It’s a move that has re-energised his musical approach. Zeros suffered from a lack of direction and a general air of lethargy, but this time the music is much more direct, engaged, and owing to a higher concentration on song structure, lyrics and vocals, it’s a much fuller experience. Deeper, if you like.

The music is still skull crushingly claustrophobic, but trips to German techno clubs have had a noticeable influence on The Soft Moon sound. It’s sharp, the beats are punchier, and by utilising similar methods to production as techno, he's made his best album yet.

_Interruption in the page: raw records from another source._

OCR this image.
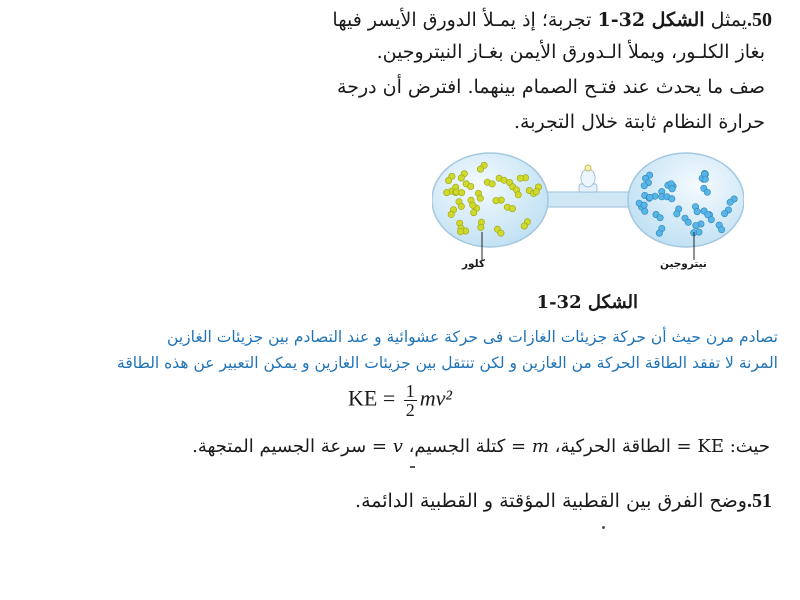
50.يمثل الشكل 32-1 تجربة؛ إذ يمـلأ الدورق الأيسر فيها
بغاز الكلـور، ويملأ الـدورق الأيمن بغـاز النيتروجين.
صف ما يحدث عند فتـح الصمام بينهما. افترض أن درجة
حرارة النظام ثابتة خلال التجربة.
كلور	نيتروجين
الشكل 32-1
تصادم مرن حيث أن حركة جزيئات الغازات فى حركة عشوائية و عند التصادم بين جزيئات الغازين
المرنة لا تفقد الطاقة الحركة من الغازين و لكن تنتقل بين جزيئات الغازين و يمكن التعبير عن هذه الطاقة
KE = $\frac{1}{2} mv^2$
حيث: KE = الطاقة الحركية، m = كتلة الجسيم، v = سرعة الجسيم المتجهة.
51.وضح الفرق بين القطبية المؤقتة و القطبية الدائمة.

The eager rush of "Far", like The Cure on speed, is testament to this - it even has something resembling a chorus. The lyrics are typical to what you'd expect this kind of morose nu-goth music to contain, with lines such as "Take me far away / to escape myself / I was born to suffer / it kills my mind", and while this kind of existential angst set to murky electronic rock is by no way anything new, it’s executed brilliantly.

It gets darker still. The despair of "Waste" plunges the same kind of depths that Smashing Pumpkins did so well on their '98 album, Adore. "Wrong" is the hardest track here, with electro beats, scuzzed up guitars, and lyrics spat out with disgust, while the likes of "Try" and "Desertion" turn the bleakness up further. The former, recorded at regular speed and then pitched down, is a dry iced slab of pure misery, and the latter is just dying for an NSFW video featuring heavy bondage and disembodied animal heads. It’s quite telling that Soft Moon supported Depeche Mode on the European leg of their Delta Machine tour of 2014, as both tracks are touched by the shades of Martin Gore’s electro miserablism.

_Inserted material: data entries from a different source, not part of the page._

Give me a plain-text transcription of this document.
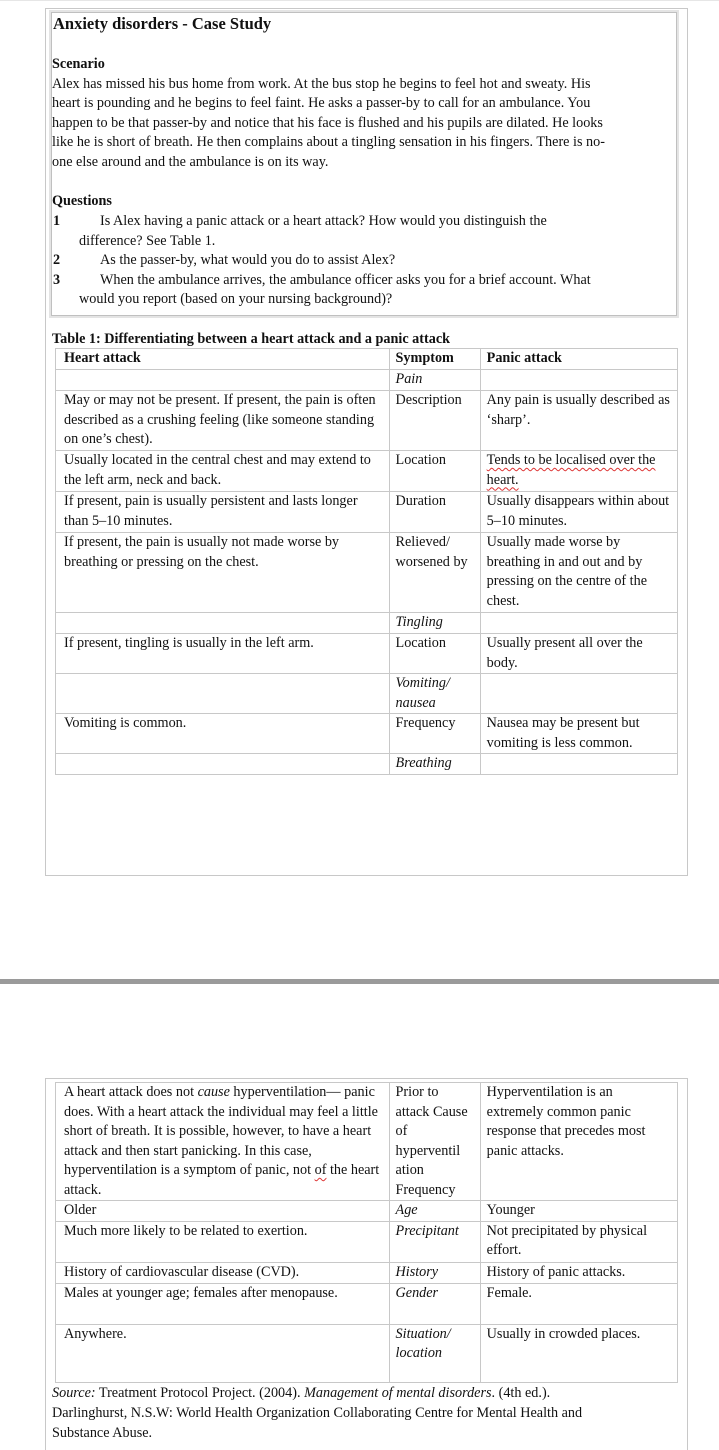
Anxiety disorders - Case Study
Scenario
Alex has missed his bus home from work. At the bus stop he begins to feel hot and sweaty. His
heart is pounding and he begins to feel faint. He asks a passer-by to call for an ambulance. You
happen to be that passer-by and notice that his face is flushed and his pupils are dilated. He looks
like he is short of breath. He then complains about a tingling sensation in his fingers. There is no-
one else around and the ambulance is on its way.
Questions
1	Is Alex having a panic attack or a heart attack? How would you distinguish the
difference? See Table 1.
2	As the passer-by, what would you do to assist Alex?
3	When the ambulance arrives, the ambulance officer asks you for a brief account. What
would you report (based on your nursing background)?
Table 1: Differentiating between a heart attack and a panic attack
Heart attack	Symptom	Panic attack
	Pain	
May or may not be present. If present, the pain is often described as a crushing feeling (like someone standing on one’s chest).	Description	Any pain is usually described as ‘sharp’.
Usually located in the central chest and may extend to the left arm, neck and back.	Location	Tends to be localised over the heart.
If present, pain is usually persistent and lasts longer than 5–10 minutes.	Duration	Usually disappears within about 5–10 minutes.
If present, the pain is usually not made worse by breathing or pressing on the chest.	Relieved/ worsened by	Usually made worse by breathing in and out and by pressing on the centre of the chest.
	Tingling	
If present, tingling is usually in the left arm.	Location	Usually present all over the body.
	Vomiting/ nausea	
Vomiting is common.	Frequency	Nausea may be present but vomiting is less common.
	Breathing	
A heart attack does not cause hyperventilation— panic does. With a heart attack the individual may feel a little short of breath. It is possible, however, to have a heart attack and then start panicking. In this case, hyperventilation is a symptom of panic, not of the heart attack.	Prior to attack Cause of hyperventil ation Frequency	Hyperventilation is an extremely common panic response that precedes most panic attacks.
Older	Age	Younger
Much more likely to be related to exertion.	Precipitant	Not precipitated by physical effort.
History of cardiovascular disease (CVD).	History	History of panic attacks.
Males at younger age; females after menopause.	Gender	Female.
Anywhere.	Situation/ location	Usually in crowded places.
Source: Treatment Protocol Project. (2004). Management of mental disorders. (4th ed.).
Darlinghurst, N.S.W: World Health Organization Collaborating Centre for Mental Health and
Substance Abuse.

“Feel”, a propulsive, driving piece of new wave synth rock might be the most accessible track musically, but it’s Vasquez at his most sullen (“I feel like I’m dying inside / I feel so shallow inside / why are we alive?”). The almost poppy beats mask this internal turmoil, making for an interesting juxtaposition similar to the death-pop of Nitzer Ebb, surely a regular visitor to Vasquez’s turntable.

The shadow of mid-nineties industrial music is referenced throughout Deeper. The title track is a revisit to the early ‘90’s material of Ministry with a touch of Front 242 tribalism, whereas “Without” is a desolate vocal re-take of Nine Inch Nails’ “A Warm Place” from their Downward Spiral album, and the overwrought closer “Being”, containing the line "I can't see my face. I don't know who I am. What is this place? I don't know where I am” repeated from creepy tape recorded whisper to full on visceral scream, could easily be mistaken for KMFDM at their most gut wrenching.

Suicide, paranoia, inner turmoil, feelings of worthlessness, it’s all here for our delectation, his pain: our gain.